We’re planning to return to India this winter, most likely before the Holiday season. All contributions and sales will go towards our practice and studies. Thank you all again for your time and support, wishing you many blessings.

Posted by Kate Dutton and John Almanzor on September 26, 2019.

HERE IN BODH GAYA
 
Mahabodhi Temple, Bodh Gaya, India

Mahabodhi Temple, Bodh Gaya, India

We arrived in Bodh Gaya the end of January but it feels like we’ve been here much longer than that! Bodh Gaya is a small, dusty town west of Varanasi in Bihar, one of the poorest states in India. Traditionally a farmland, it’s common to see cows, goats, chickens and dogs wandering the streets but it’s become quite a bustling tourist and pilgrimage destination. People from all over the world come to visit and pay homage to Siddhartha Gautama, known as the Buddha, who meditated and nearly starved himself to death before realizing what he called the Middle Way, when he became enlightened. It happened 2500 years ago, but somehow the energy of the place makes his presence very much alive today through the many people gathered around the holy site under the famous Bodhi tree making offerings and reciting prayers.

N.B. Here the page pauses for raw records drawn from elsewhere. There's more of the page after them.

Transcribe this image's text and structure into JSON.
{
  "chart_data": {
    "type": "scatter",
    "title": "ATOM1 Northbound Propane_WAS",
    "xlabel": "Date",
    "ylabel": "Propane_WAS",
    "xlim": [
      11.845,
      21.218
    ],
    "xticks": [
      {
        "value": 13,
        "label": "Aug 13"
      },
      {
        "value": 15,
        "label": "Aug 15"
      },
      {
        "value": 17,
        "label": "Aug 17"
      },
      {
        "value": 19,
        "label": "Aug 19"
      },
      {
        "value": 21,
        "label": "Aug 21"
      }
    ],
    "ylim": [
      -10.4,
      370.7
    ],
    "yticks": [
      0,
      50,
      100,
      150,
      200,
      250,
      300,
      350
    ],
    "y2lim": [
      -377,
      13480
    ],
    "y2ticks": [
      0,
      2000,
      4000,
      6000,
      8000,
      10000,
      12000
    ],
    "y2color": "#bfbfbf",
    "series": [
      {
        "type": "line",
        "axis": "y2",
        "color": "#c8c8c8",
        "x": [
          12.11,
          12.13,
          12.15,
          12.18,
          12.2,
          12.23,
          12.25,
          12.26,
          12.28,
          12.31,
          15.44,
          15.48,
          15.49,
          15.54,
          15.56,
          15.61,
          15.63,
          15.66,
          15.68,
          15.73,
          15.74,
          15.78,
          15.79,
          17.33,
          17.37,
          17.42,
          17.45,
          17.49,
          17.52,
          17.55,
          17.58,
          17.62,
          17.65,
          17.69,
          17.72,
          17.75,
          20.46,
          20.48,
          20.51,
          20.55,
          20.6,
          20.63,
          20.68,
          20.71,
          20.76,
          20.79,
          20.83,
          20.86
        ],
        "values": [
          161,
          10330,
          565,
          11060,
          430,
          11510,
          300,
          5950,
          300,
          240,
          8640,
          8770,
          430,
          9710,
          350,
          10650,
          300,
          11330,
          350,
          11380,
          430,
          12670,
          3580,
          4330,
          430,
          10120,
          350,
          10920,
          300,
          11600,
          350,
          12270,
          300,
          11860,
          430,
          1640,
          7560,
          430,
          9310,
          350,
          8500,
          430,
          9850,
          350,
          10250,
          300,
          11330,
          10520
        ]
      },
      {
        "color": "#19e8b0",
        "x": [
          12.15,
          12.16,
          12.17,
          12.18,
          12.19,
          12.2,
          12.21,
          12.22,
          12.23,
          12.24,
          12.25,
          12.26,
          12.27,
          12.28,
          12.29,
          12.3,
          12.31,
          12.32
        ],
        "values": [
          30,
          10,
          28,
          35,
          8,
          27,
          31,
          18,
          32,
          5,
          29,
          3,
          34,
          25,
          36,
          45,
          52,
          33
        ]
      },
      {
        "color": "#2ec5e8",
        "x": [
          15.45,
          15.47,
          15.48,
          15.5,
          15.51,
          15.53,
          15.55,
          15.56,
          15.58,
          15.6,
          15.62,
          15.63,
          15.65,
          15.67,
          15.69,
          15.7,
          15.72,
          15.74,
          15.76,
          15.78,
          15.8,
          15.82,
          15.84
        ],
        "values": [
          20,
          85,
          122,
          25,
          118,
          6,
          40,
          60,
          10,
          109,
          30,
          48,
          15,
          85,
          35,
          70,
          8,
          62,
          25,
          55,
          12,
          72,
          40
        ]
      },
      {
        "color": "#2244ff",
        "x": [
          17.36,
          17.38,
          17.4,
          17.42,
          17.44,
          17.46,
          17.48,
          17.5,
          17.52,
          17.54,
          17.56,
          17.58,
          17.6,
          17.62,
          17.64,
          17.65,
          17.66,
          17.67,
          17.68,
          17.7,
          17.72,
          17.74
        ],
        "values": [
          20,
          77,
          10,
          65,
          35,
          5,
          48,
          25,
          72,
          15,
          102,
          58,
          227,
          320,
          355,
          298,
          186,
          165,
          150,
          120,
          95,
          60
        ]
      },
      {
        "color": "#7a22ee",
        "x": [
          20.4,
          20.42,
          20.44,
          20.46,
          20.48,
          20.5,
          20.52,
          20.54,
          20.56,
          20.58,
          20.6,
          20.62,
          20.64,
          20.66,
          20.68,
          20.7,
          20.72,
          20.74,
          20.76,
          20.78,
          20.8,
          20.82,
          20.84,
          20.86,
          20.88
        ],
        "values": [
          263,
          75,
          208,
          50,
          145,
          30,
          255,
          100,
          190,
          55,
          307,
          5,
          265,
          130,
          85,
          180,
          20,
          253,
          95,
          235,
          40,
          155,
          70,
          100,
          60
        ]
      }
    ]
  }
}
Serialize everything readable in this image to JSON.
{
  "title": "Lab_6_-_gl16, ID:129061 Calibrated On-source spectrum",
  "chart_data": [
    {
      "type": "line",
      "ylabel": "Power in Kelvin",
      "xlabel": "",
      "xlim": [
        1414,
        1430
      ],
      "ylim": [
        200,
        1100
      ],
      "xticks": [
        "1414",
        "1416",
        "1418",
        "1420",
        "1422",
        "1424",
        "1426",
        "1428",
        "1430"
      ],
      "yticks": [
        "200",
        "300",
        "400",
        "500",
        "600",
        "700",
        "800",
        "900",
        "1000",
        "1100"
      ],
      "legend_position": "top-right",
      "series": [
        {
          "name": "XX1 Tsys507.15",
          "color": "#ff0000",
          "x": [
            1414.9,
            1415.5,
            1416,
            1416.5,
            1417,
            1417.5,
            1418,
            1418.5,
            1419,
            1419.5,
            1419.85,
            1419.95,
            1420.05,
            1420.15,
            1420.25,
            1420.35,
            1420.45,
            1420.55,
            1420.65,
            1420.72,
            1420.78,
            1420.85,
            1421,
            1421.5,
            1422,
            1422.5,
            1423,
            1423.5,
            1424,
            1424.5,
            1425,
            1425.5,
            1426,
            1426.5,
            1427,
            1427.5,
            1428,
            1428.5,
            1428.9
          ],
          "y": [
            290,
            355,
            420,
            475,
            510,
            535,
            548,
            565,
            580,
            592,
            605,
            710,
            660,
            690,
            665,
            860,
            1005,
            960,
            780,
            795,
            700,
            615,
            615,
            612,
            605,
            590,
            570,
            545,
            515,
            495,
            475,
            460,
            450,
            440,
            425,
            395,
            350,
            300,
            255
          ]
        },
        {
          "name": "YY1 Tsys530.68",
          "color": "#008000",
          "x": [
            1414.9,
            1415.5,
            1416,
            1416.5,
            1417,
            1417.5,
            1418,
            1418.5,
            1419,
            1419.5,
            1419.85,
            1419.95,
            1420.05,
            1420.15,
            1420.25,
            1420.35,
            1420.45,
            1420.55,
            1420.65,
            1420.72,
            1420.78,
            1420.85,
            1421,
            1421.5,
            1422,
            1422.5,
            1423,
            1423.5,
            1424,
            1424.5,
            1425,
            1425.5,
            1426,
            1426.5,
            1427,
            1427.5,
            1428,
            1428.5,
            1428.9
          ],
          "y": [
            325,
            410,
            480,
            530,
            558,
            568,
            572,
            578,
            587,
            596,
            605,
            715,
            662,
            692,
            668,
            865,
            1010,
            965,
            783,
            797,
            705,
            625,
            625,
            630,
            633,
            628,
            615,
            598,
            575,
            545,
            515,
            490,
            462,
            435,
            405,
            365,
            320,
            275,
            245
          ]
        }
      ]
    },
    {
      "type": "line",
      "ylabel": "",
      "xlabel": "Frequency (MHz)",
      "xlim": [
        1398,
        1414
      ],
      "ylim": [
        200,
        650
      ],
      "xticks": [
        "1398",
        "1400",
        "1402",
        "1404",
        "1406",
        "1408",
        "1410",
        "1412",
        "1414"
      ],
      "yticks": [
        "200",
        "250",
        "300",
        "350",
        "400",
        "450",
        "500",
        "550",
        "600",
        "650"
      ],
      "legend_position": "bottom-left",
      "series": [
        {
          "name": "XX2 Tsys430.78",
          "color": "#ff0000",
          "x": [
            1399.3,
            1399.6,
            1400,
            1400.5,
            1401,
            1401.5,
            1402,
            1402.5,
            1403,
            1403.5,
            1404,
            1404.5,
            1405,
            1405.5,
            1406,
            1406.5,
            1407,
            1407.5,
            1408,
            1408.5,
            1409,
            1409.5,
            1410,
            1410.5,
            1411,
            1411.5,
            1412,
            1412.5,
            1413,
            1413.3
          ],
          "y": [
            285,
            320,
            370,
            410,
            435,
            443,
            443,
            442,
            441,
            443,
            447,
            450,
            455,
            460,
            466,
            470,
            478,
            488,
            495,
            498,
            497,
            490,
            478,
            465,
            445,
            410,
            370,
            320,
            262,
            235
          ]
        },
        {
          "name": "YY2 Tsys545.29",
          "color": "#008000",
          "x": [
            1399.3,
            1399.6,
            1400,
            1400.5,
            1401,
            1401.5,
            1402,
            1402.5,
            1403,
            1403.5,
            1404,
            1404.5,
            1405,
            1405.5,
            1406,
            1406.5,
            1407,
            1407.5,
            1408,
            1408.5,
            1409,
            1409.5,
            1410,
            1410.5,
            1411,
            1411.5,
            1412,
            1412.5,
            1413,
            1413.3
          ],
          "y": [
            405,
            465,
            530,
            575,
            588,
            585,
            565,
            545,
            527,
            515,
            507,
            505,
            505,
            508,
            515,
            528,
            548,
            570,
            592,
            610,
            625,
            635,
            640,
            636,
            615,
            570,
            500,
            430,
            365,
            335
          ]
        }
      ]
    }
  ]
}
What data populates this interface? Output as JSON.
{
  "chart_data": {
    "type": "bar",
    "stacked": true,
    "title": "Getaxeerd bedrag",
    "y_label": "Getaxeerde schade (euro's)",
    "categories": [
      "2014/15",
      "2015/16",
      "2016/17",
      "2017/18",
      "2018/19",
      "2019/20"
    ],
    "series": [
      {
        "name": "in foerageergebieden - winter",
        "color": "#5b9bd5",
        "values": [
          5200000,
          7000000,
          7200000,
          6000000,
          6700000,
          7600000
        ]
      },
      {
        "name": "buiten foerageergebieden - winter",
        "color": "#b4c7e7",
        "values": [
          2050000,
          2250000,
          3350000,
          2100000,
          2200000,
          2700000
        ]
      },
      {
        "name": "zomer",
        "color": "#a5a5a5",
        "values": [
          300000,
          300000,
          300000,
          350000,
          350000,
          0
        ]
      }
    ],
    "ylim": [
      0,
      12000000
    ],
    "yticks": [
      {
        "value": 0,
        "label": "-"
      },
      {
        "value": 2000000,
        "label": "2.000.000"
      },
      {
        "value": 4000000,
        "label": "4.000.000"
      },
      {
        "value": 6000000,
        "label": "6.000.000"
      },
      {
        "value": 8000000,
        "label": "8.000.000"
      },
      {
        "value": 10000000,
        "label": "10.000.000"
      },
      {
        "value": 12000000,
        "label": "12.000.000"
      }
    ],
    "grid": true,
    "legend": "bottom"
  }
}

Just outside the Mahabodhi Temple complex, which is where the main temple and Bodhi tree resides, is a busy hustle and bustle of beggars, children, and those who are disabled, sick and aging asking for money as well as many street vendors selling flowers, butter lamps and much more to the visitors. The Buddha’s first teaching in Sarnath called the First Noble Truth where he stated, “There is suffering” is alive in every moment in Bodh Gaya. The harsh conditions have weathered the local folk and it all becomes part of the greater picture as to why the Buddha chose to become enlightened here. Perhaps if he chose an area where people were really healthy, rich or overall doing well then his teachings wouldn’t have such resonance.

Our lives here have been quite simple. We’re staying in a guest house about 1/2 mile from the complex. We eat all of our meals at the Tibetan Om restaurant, which mostly consists of Momos (Tibetan dumplings) and Banana tsampa (wheat porridge). The food is delicious and homemade by a very kind Tibetan family. We visit the Mahabodhi temple each day and practice. And we also have been practicing at Tergar monastery. I’m really grateful for the opportunity to be here, it’s profoundly inspiring for our practice and I hope to benefit others more in the future.

Posted by Kate Dutton on February 17, 2019.

 
REFLECTIONS
 
View from Royal Arch, Boulder, CO

View from Royal Arch, Boulder, CO

Getting ready to leave for India in the next few weeks and reflecting on how grateful I am for the past year in Colorado. The teachings and retreats we attended, growing both our practice and business, connecting with different communities and exploring the beautiful nature. We’ve grown a lot. The vulnerability is creeping in again, that familiar feeling of the excitement of what’s to come and the fear of letting go. In a recent teaching, I heard a teacher say that renunciation is not about giving up this or that, it’s not about not caring about things anymore. It’s about putting yourself in line with the teachings so that you can better yourself and others. It’s really hard to give up the familiar comforts of living here but I hope that through our meditation practice and study in India we can cultivate ourselves to be of more benefit to others. It might not seem logical or practical, I’m not going to India for specifically business reasons. I’m following my heart and my devotion to making the world a better place.

Posted by Kate Dutton on January 7, 2019.